Calcio Eccellenza

D’Aloisio, il figlio raccoglie l’eredità del padre in porta

29 Maggio 2025

Nella stagione 1988-1989 l’esordio di Mariano in C2 alle dipendenze di Giorgini. A distanza di anni Marco (2005) ha contribuito alla salvezza del Lanciano

PESCARA. Di padre in figlio. Una tradizione familiare e una passione calcistica tramandate. I guantoni da portiere dal papà Marino D’Aloisio sono passati dopo tanti anni al secondo genito Marco. Tutti e due a difesa della porta del Lanciano, la squadra del cuore e della città in cui vivono. In epoche diverse, ma con gli stessi colori sociali, quelli rossoneri. Una bella responsabilità in una città che non perdona nulla, calcisticamente parlando, come quella frentana. Specialmente a chi è di casa. Marino D’Aloisio oggi ha 58 anni ed è un dipendente Sevel. Alle spalle ha una onesta (e dignitosa) carriera da estremo difensore: tanti campionati tra i dilettanti, l’ultimo nel 2002 a Tollo, e una stagione in C2, 1988-1989, proprio a Lanciano alle dipendenze di Francesco Giorgini. «Ricordo con emozione il debutto dall’inizio contro il Chieti», racconta l’ex portiere rossonero, «la domenica precedente ero subentrato tra i pali a Delli Pizzi che era stato espulso a Riccione. Lui squalificato, è toccata a me. Proprio nel derby più atteso. E non mi posso lamentare per come è andata». Da lì un girovagare sui campi dei dilettanti, passando da Penne a Termoli fino alla Santegidiese.

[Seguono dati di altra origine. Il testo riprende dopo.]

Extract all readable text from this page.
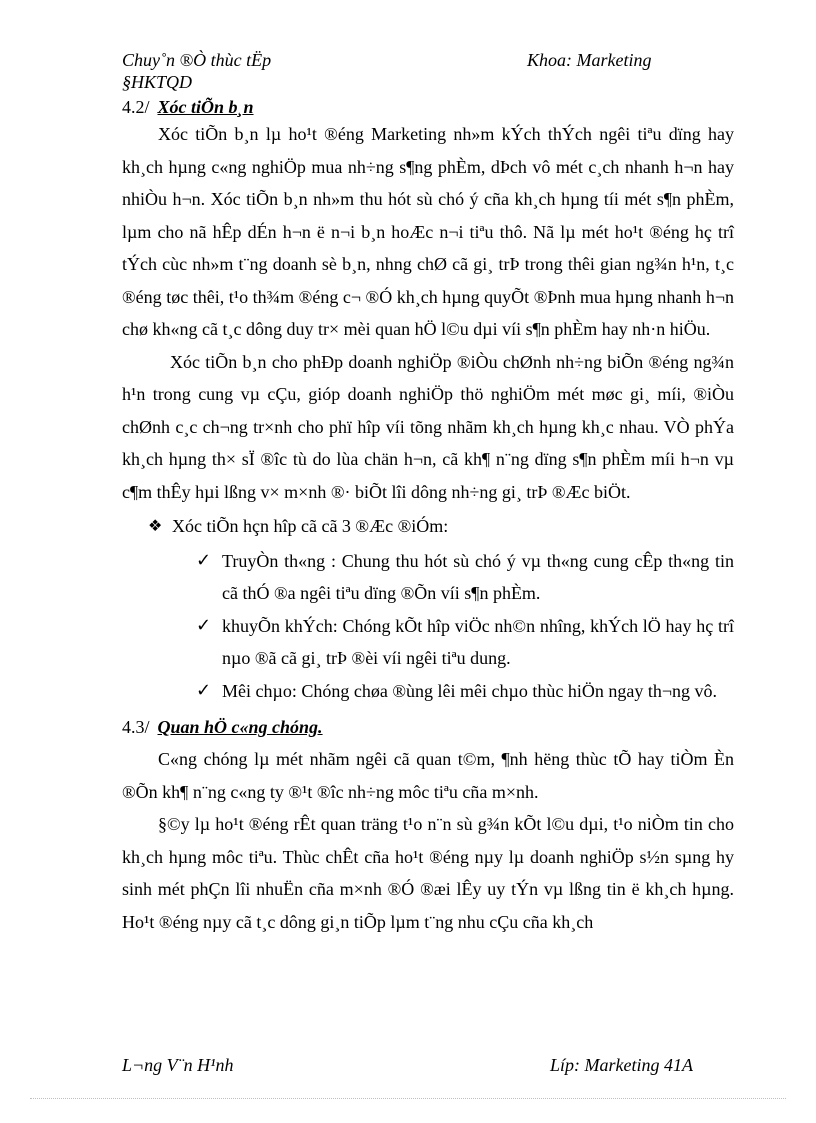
Chuy˚n ®Ò thùc tËp
§HKTQD
Khoa: Marketing
4.2/ Xóc tiÕn b¸n

Xóc tiÕn b¸n lµ ho¹t ®éng Marketing nh»m kÝch thÝch ngêi tiªu dïng hay kh¸ch hµng c«ng nghiÖp mua nh÷ng s¶ng phÈm, dÞch vô mét c¸ch nhanh h¬n hay nhiÒu h¬n. Xóc tiÕn b¸n nh»m thu hót sù chó ý cña kh¸ch hµng tíi mét s¶n phÈm, lµm cho nã hÊp dÉn h¬n ë n¬i b¸n hoÆc n¬i tiªu thô. Nã lµ mét ho¹t ®éng hç trî tÝch cùc nh»m t¨ng doanh sè b¸n, nhng chØ cã gi¸ trÞ trong thêi gian ng¾n h¹n, t¸c ®éng tøc thêi, t¹o th¾m ®éng c¬ ®Ó kh¸ch hµng quyÕt ®Þnh mua hµng nhanh h¬n chø kh«ng cã t¸c dông duy tr× mèi quan hÖ l©u dµi víi s¶n phÈm hay nh·n hiÖu.

Xóc tiÕn b¸n cho phÐp doanh nghiÖp ®iÒu chØnh nh÷ng biÕn ®éng ng¾n h¹n trong cung vµ cÇu, gióp doanh nghiÖp thö nghiÖm mét møc gi¸ míi, ®iÒu chØnh c¸c ch¬ng tr×nh cho phï hîp víi tõng nhãm kh¸ch hµng kh¸c nhau. VÒ phÝa kh¸ch hµng th× sÏ ®îc tù do lùa chän h¬n, cã kh¶ n¨ng dïng s¶n phÈm míi h¬n vµ c¶m thÊy hµi lßng v× m×nh ®· biÕt lîi dông nh÷ng gi¸ trÞ ®Æc biÖt.

❖ Xóc tiÕn hçn hîp cã cã 3 ®Æc ®iÓm:
✓ TruyÒn th«ng : Chung thu hót sù chó ý vµ th«ng cung cÊp th«ng tin cã thÓ ®a ngêi tiªu dïng ®Õn víi s¶n phÈm.
✓ khuyÕn khÝch: Chóng kÕt hîp viÖc nh©n nhîng, khÝch lÖ hay hç trî nµo ®ã cã gi¸ trÞ ®èi víi ngêi tiªu dung.
✓ Mêi chµo: Chóng chøa ®ùng lêi mêi chµo thùc hiÖn ngay th¬ng vô.
4.3/ Quan hÖ c«ng chóng.

C«ng chóng lµ mét nhãm ngêi cã quan t©m, ¶nh hëng thùc tÕ hay tiÒm Èn ®Õn kh¶ n¨ng c«ng ty ®¹t ®îc nh÷ng môc tiªu cña m×nh.

§©y lµ ho¹t ®éng rÊt quan träng t¹o n¨n sù g¾n kÕt l©u dµi, t¹o niÒm tin cho kh¸ch hµng môc tiªu. Thùc chÊt cña ho¹t ®éng nµy lµ doanh nghiÖp s½n sµng hy sinh mét phÇn lîi nhuËn cña m×nh ®Ó ®æi lÊy uy tÝn vµ lßng tin ë kh¸ch hµng. Ho¹t ®éng nµy cã t¸c dông gi¸n tiÕp lµm t¨ng nhu cÇu cña kh¸ch

L¬ng V¨n H¹nh	Líp: Marketing 41A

Dall’unione tra Marino e la signora Angelica sono nati i figli Carola e Marco. Quest’ultimo sta cercando di ripercorrere le orme del padre. È un classe 2005 che in questa stagione, in Eccellenza, ha messo insieme 18 gettoni di presenza, di cui 15 da titolare: 29 gol subiti e un rigore parato a Sulmona. Ha dato il suo contributo alla salvezza del Lanciano in Eccellenza. «Ad onor del vero papà mi ha sempre consigliato di fare un altro ruolo, ma poi il destino ha voluto così», si schermisce Marco che si divide tra calcio e università, a Chieti, dove frequenta la facoltà di Fisioterapia. Un portiere cresciuto con il mito dello spagnolo Iker Casillas. Esordio contro la Virtus Cupello. Che stress!», sbotta il papà, «il giorno dei play out con il San Salvo è stata una sofferenza stare in tribuna e avere mio figlio tra i pali. Per fortuna, è andata bene», racconta papà Marino che aggiunge: «La verità è che al mare, a San Vito, d’estate con De Iuliis e Manuel Turchi lui (riferito al figlio, ndr) finiva sempre in porta perché era il più piccolo. E parando sulla sabbia ha sviluppato il talento che gli ha permesso di arrivare fino all’Eccellenza».

In campo in questa stagione anche Marco D’Aloisio ha risentito dei problemi della squadra che si è salvata ai play out dopo aver cambiato allenatore e dopo aver sofferto fino all’ultima giornata. Ma nel suo caso la crescita tra i pali evidenziata negli ultimi due-tre mesi è stata evidente agli occhi di tutti. Il futuro è tutto da scrivere, sta di fatto che Marco ha ereditato i cromosomi del portiere da papà e spera di ripercorrere (anche migliorandola) le tappe della sua carriera. «Oggi», sostiene il 58enne Marino D’Aloisio, «il ruolo è cambiato. Il giorno e la notte. Ai miei tempi, alla fine degli anni Ottanta, i piedi erano un optional. Oggi, invece, al portiere, quasi quasi, viene chiesto più di giocare la palla con i piedi che parare con le mani. Io, ricordo che me la cavavo anche con i piedi. Mio figlio comunque è più bravo».

«No, papà devo ancora crescere», la replica di Marco, «devo ancora affinare sia il gioco con i piedi che il lavoro tra i pali. Questa stagione non può che essere una base di partenza». Umiltà nel nome del padre. «Consigli? Divertirsi, prima di tutto. Poi, il tempo dirà. Io mi sono divertito e conservo bei ricordi della carriera tra i pali. Ora tocca a lui», conclude papà Marino fiero di avere un figlio che ha raccolto la sua passione per il pallone e per i guanti.